A maxillary bone dated as 205 million-year-old has been depicted to belong to one of the most important animals of all time, a prehistoric aquatic reptile, according to an international team of paleontologists. The researchers discovered that the fossils found on Lilstock Beach, in Somerset, belonged to an Ichthyosaur, an impressive aquatic reptile that could’ve grown as long as 26 meters.
A fortunate unique discovery
Paul de la Salle, one of the study’s authors, unearthed the fossilized maxillary bone from the Lilstock Beach, in Somerset, in 2016.
After studying the bone, De La Salle went back on the Lilstock Beach and found more fossilized bone that, when he put them together, measured approximately 1 meter.
De La Salle declared that, at first, the piece of maxillary bone seemed to him like a rock or something similar but after he acknowledged a channel and a bone arrangement in the sample, he immediately considered that his onto something big there.
He contacted Dean Lomax from the University of Manchester and Judy Massare from the SUNY College, in Brockport, NY, USA, and told them about the discovery.
This new Ichthyosaur might be the largest prehistoric aquatic reptile ever found
Lomax and Massare classified the piece of bone as incomplete, scientifically known as surangular bone, which is found in the lower part of an Ichthyosaur’s maxillary structure.
Researchers compared their bone sample with the some Ichthyosaurs and even went to the Royal Tyrrell Museum of Palaeontology in Alberta, Canada, to analyze the 21-meter long Ichthyosaur, the Shastasaurid Shonisaurus Sikanniensis, which was, until now, the biggest that has ever been found.

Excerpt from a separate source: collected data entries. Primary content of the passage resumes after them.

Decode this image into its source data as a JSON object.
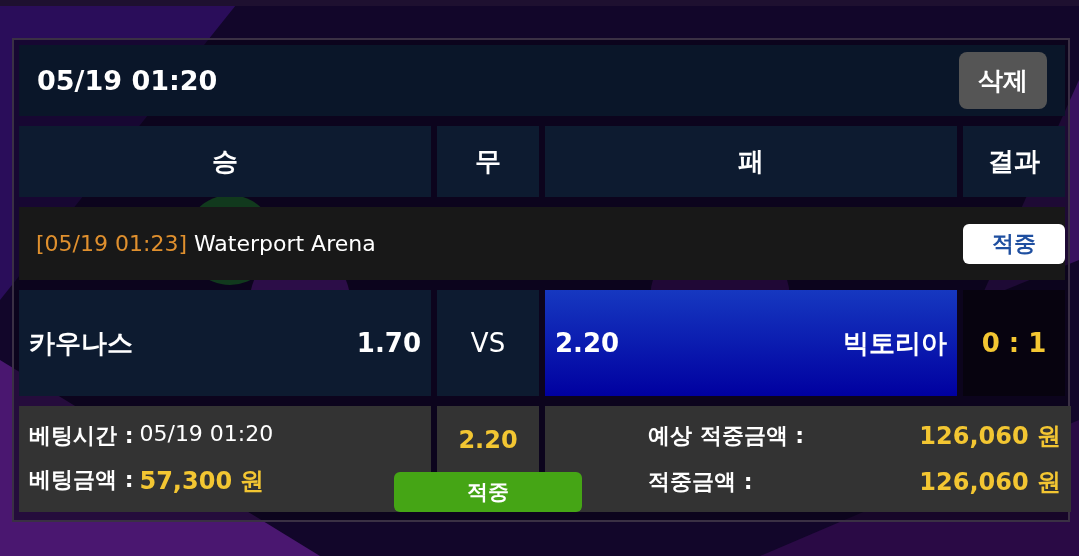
{
  "header": {
    "datetime": "05/19 01:20",
    "delete_button": "삭제"
  },
  "columns": [
    "승",
    "무",
    "패",
    "결과"
  ],
  "match_info": {
    "time": "[05/19 01:23]",
    "venue": "Waterport Arena",
    "result_badge": "적중"
  },
  "match": {
    "home": {
      "name": "카우나스",
      "odds": "1.70",
      "selected": false
    },
    "draw": "VS",
    "away": {
      "odds": "2.20",
      "name": "빅토리아",
      "selected": true
    },
    "score": "0 : 1"
  },
  "bet": {
    "time_label": "베팅시간 :",
    "time": "05/19 01:20",
    "amount_label": "베팅금액 :",
    "amount": "57,300 원",
    "odds": "2.20",
    "status": "적중",
    "expected_label": "예상 적중금액 :",
    "expected": "126,060 원",
    "won_label": "적중금액 :",
    "won": "126,060 원"
  }
}
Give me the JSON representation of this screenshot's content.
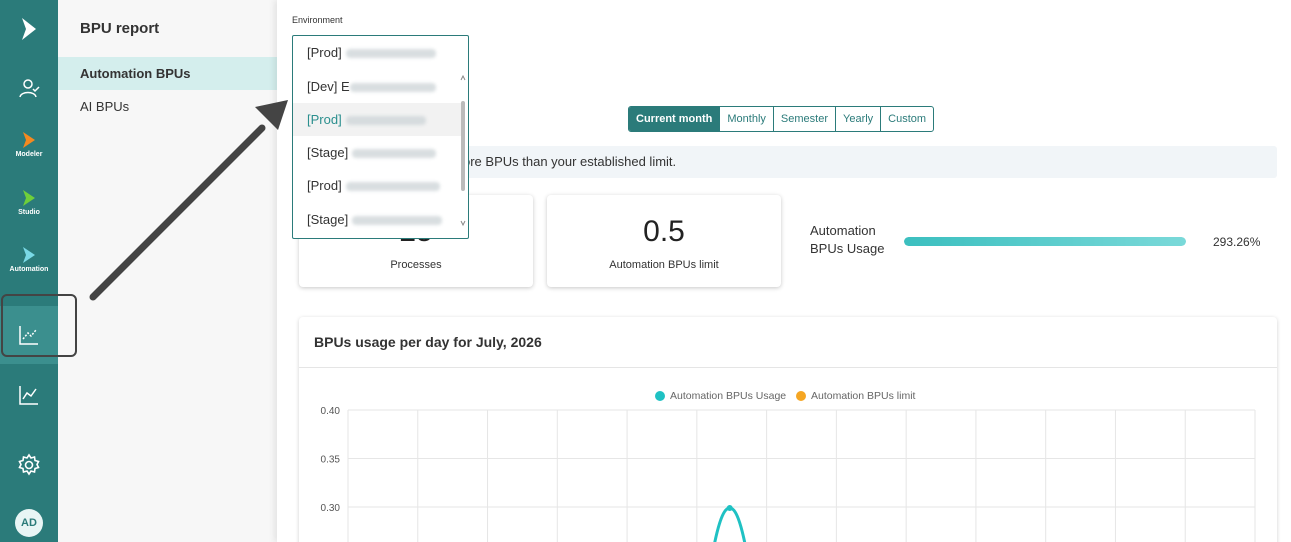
{
  "rail": {
    "items": [
      {
        "name": "brand-logo",
        "label": ""
      },
      {
        "name": "users",
        "label": ""
      },
      {
        "name": "modeler",
        "label": "Modeler"
      },
      {
        "name": "studio",
        "label": "Studio"
      },
      {
        "name": "automation",
        "label": "Automation"
      },
      {
        "name": "bpu-report",
        "label": ""
      },
      {
        "name": "analytics",
        "label": ""
      },
      {
        "name": "settings",
        "label": ""
      }
    ],
    "avatar": "AD"
  },
  "subnav": {
    "title": "BPU report",
    "items": [
      "Automation BPUs",
      "AI BPUs"
    ]
  },
  "environment": {
    "label": "Environment",
    "options": [
      "[Prod]",
      "[Dev] E",
      "[Prod]",
      "[Stage]",
      "[Prod]",
      "[Stage]"
    ]
  },
  "period_tabs": [
    "Current month",
    "Monthly",
    "Semester",
    "Yearly",
    "Custom"
  ],
  "banner": {
    "text": "ore BPUs than your established limit."
  },
  "cards": [
    {
      "value": "25",
      "label": "Processes"
    },
    {
      "value": "0.5",
      "label": "Automation BPUs limit"
    }
  ],
  "usage": {
    "label": "Automation BPUs Usage",
    "percent_text": "293.26%",
    "fill_fraction": 1.0
  },
  "colors": {
    "primary": "#2b7b7a",
    "usage_line": "#1fc1c3",
    "limit_line": "#f5a623"
  },
  "chart_data": {
    "type": "line",
    "title": "BPUs usage per day for July, 2026",
    "legend": [
      "Automation BPUs Usage",
      "Automation BPUs limit"
    ],
    "legend_placement": "top-center",
    "y_ticks": [
      "0.40",
      "0.35",
      "0.30"
    ],
    "ylim": [
      0.25,
      0.4
    ],
    "grid": true,
    "series": [
      {
        "name": "Automation BPUs Usage",
        "points": [
          {
            "day_index": 5.5,
            "y": 0.299
          }
        ]
      }
    ]
  }
}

They discovered many similarities and concluded that the fossilized maxillary bones found on Lilstock Beach belonged to big Ichthyosaur, very similar to a Shastasaurid Shonisaurus.
By comparing the Royal Tyrrell Museum’s 21-meter long Shastasaurid Shonisaurus Sikanniensis’ jaw with the recently found one, the scientists were able to estimate that the newly unearthed Ichthyosaur could be by 25% longer. Accordingly, the new Ichthyosaur could’ve been about 25-meter long, making in it the largest prehistoric aquatic reptile that has ever been found.